JACKSONVILLE, Fla. (NNS) -- Commander, Navy Region Southeast presented the Department of the Navy Superior Public Service Award to the owners of Bugg Spring during a ceremony at the property in Okahumpka, Fla., Jan. 26.
Rear Adm. John C. Scorby Jr. presented the award in recognition of Dr. Joe Branham and his wife, Margaret's, five decades of support to the U.S. Navy.
The Branham's were the long-time owners of Bugg Spring and surrounding areas. The family purchased the 69-acre property in 1923 and began leasing a portion of it to the Navy for sonar testing purposes in 1956. On Dec. 30, 2011, the Branhams sold the entire property to the Navy for $2.4 million.
Throughout the years, the property has become the Navy's standardizing activity in the area of underwater acoustic measurements. As the home to the Underwater Sound Reference Division (USRD) of the Naval Undersea Warfare Center, the research conducted at the spring is a crucial support element for the Navy's submarine and surface fleet, and the Branhams' have been instrumental in making that research possible, Scorby said.
"I wanted to come here and personally thank the Branhams for their commitment support to our Navy," Scorby said. "This one-of-a-kind facility is so important and we really owe our gratitude to Dr. and Mrs. Branham for their generosity and patriotism throughout the past 60 years."
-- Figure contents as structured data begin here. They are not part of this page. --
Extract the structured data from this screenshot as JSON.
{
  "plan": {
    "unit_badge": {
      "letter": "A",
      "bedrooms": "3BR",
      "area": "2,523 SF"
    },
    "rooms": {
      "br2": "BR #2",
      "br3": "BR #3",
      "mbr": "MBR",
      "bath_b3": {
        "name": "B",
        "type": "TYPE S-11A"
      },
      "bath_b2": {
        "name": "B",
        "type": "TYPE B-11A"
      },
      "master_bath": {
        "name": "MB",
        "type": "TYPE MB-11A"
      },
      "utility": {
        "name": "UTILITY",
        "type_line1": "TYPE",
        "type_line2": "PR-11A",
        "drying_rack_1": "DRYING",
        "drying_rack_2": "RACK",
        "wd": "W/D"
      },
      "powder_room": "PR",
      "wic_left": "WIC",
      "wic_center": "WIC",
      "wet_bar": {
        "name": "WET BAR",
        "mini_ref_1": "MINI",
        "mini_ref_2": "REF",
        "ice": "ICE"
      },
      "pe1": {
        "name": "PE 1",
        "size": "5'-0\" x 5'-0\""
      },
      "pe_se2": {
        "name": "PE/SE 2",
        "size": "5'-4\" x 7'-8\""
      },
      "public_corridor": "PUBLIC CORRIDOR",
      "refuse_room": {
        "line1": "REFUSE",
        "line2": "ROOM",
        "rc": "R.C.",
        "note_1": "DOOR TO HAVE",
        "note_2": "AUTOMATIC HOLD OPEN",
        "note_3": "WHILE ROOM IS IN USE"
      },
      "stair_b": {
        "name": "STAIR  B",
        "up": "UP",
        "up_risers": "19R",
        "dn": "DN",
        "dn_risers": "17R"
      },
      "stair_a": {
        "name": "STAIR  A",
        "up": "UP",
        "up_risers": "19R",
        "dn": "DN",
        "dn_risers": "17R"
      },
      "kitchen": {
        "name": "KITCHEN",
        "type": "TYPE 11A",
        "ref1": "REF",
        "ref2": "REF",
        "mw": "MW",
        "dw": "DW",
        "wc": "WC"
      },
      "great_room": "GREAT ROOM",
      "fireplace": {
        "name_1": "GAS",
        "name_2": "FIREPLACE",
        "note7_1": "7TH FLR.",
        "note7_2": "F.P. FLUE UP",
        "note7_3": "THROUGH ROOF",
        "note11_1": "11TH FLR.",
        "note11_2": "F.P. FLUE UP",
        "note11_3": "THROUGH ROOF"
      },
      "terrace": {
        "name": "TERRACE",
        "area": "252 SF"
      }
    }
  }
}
Although Joe said it was an honor to accept the award, the true pleasure was having the opportunity to meet those who were in attendance.
"It feels very good to be able to accept the award today and we really enjoyed the company of all of the fine men and women from the Navy who came here today," Joe said.
According to Tony Paolero, USRD technical program manager, the 175-feet deep Bugg Spring is not only a perfect setting for sonar testing, it is one-of-a-kind due to its isolated, noise-free environment.
"It's the perfect place for low-frequency calibrations," he said. "We can calibrate at ambient conditions that are below sea state zero, which is ideal and not in existence anywhere else."
When the Branham family originally decided to lease the spring to the Navy in 1956, Joe and Margeret said they weren't initially sure what the implications would be. According to Margaret, they certainly didn't foresee a relationship that would grow and mature for the next 60 years.
"I had just graduated from Florida State and I was setting off on a new adventure with world travels and a new Ph.D. in biology and we had other things to think about rather than the implications of the lease," Joe said.
The years of living in close proximity of the Naval facility and its workers has been a positive experience for the Branhams.
"We've had a good relationship with the Navy," Margaret said. "We've personally known all of the commanders of the facility."
"And as high school teachers, we even taught many of their kids," said Joe, "so we've certainly developed personal relationships with the Navy over the years."
In fact, the Branham's developed such a good relationship with the Navy that they decided to lease the property for less than fair market value throughout the past five years. Property leases had to be renegotiated every five years and the last negotiation was in 2006, Joe explained.
"A lady from Charleston called and said, 'I've got good news for you. The evaluation has come out at $87,500,' and I said, 'Well, that's far too much because that's taxpayer money.' We settled on $60,000, and out of consideration for the economy of our country and the good of our Navy, we were pleased to be able to do that."
With the expiration of the lease late last year, the Branhams were faced with the Navy's proposition to purchase the property outright. According to Paolero, the deal was a key acquisition for the Navy because it prevents future incompatible development that would degrade the integrity of the research facility, which relies heavily on its isolation from ambient noise. But for Joe and Margaret, it was a difficult decision to sell the property their family has called home for nearly a century.
"It turns out to be a lot harder than you think to give up something you're so fond of, but I'm very pleased that we could do this because I do feel loyal to our country," he said. "I've felt a responsibility to be a good steward to this place, and I know the Navy has a record of honoring history and ecological situations and I hope that tradition continues here."